At the age of 21, Donald MacDonald became the president of the United Mine Workers Local 4560. He worked at the pier throughout the 1930s.
CCF MLA
After the UMW strike of 1940, MacDonald wanted labour to have an active voice in the provincial legislature. He served on the Nova Scotia Co-operative Commonwealth Federation's governing board known as the provincial council from 1940 until 1951. In 1941, he then ran for and won the CCF's nomination for the provincial electoral district of Cape Breton South. He won the 1941 provincial election by a mere 62 votes over Liberal incumbent MLA George Mackay Morrison. Being one of three CCF candidates elected, he became the leader of the CCF party in the Nova Scotia Assembly until 1945. He ran for re-election in 1945, and gained 440 votes over his previous total but due to gerrymandering lost a close election to Liberal John Smith MacIvor.
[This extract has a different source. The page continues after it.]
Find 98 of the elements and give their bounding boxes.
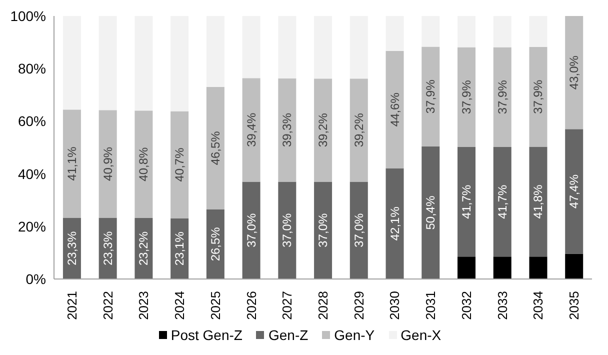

The CCF lost Cape Breton South, but still retained two seats on the island and in the House of Assembly. His successor as party leader, Russell Cunningham was elected in Cape Breton East in the 1945 election, making up for the loss of Cape Breton South.
In 1942, he joined the organizing staff of the Canadian Congress of Labour. After his 1945 loss in the Cape Breton South riding, he became the regional director of the Maritime Provinces. In 1951, he became the CCL's secretary-treasurer and chief executive officer. He was very much a part of the organizational force that created the Canada Labour Congress in 1956.
President of the CLC
He was elected secretary-treasurer at the 1956 founding convention of the CLC. In 1967, during Canada's Centennial Year, MacDonald was appointed acting president of the CLC in September, due to Claude Jodoin being incapacitated by illness. The position formally became his when he was elected president in a 1968 convention. He served three two year terms and resigned in 1974. During this period, he became the first non-European to be elected president of the International Confederation of Free Trade Unions. He retired in 1974. Donald MacDonald was recognized for his contribution to Canada's business and political life. On December 22, 1972 he was appointed an Officer of the Order of Canada. His other honours include: the Canadian Centennial Medal; the Order of Merit of the Federal Republic of Germany. After a long battle with cancer, MacDonald died in a hospital, in the nation's capital, Ottawa, on September 25, 1986.